The fix is to create a chassis ground connection point and connect it to the earth ground on the power plug.
Opening the Box And…
Using the included Allan key (so that’s what it’s for) and a Phillips screwdriver it’s easy to open the case. The PC board slides into some slots on the box. What did I find?
FUBAR – the PC board was mounted to the top of the chassis so that the heatsinks were pointed at the bottom. So the heat would migrate upward into the PC board.
When I put it back together, I mounted the PC board in the bottom of the case with the heat sinks facing up. This required flipping the font face plate 180. No biggie.
BTW the pics in the Amazon ad show the PC board mounted in the correct position.
So, I pulled the PC board (with the rear plate attached) out of the case. You will need to unhook the front panel connection first.
I then masked off the PC board (to keep metal shavings off the board) and drilled a hole in the rear panel to fit a #6 screw. I tapped the hole, but this isn’t necessary. I crimped short length of wire to a connector. Then attached this to the rear case plate. The other end I soldered to the ground pin on the plug. Yes I used a soldering iron to fix a soldering iron.
Scraping Bare Naked Metal
The chassis box is anodized. This is non-conductive. I scrapped the anodizing off the area where I added the ground connection. In addition I scraped the areas where the box and front/rear cover plates are joined by the screw holes. Thus making sure the entire box is connected to ground.
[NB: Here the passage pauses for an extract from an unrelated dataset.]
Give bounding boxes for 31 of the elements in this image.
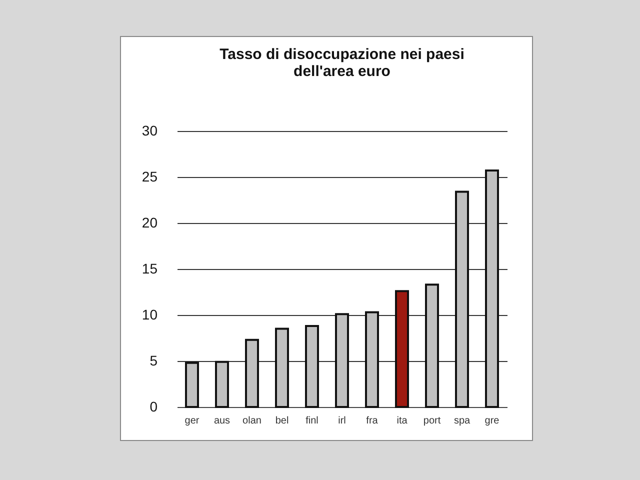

The front connector for the iron is also isolated by the anodizing. I loosened the mounting nut and scraped the front plate where it contacts the nut. Now the front iron connection is also connected to ground.
You can see the added chassis ground, the green wire in the image below
I buttoned it all up and powered it on. To my relief, everything worked and the magic smoke stayed inside.
During reassembly it became apparent that the second iron holder is designed to mount to the rear of the chassis via two of the Allan screws. I’m leaving it off for now.
Build quality
I’m impressed as to what you get for the money. I mean it’s not a Hakko, but the one I got isn’t falling apart like some other cheep irons I’ve seen reviewed. YMMV depending on the QC at the time other units are built. In mine the PC board was mounted upside down. Perhaps this is for the AUS-NZ market?…
So is it worth buying?
Yes I think so as long as you take the limitations into consideration. Heck, this thing is cheaper than many single temp soldering pencils. It heats fast and is temperature controlled to boot.
Add in the possibility of using one of many T12 compatible tips is just icing on the cake (or should I say flux on the joint?).
For occasional hobby use? Or a second (or third) iron to keep at another location? Go for it!
Is it better than the zillion or so other versions that sell for close to this price? Haven’t a clue. But it’s one of the lowest cost ones out there.
So, yer pays yer money and yer takes yer chances.
Make the mod to ground the chassis and away you go.
BUT – If this is going to be used a bunch, I think I’d spring for the more expensive version where there is access to, and directions for, the additional features.
What I really need is a good cheep desoldering station. I’ve got a spring loaded solder sucker, but I’d like something better. If the price was right.
Any of you found a cheep one that works?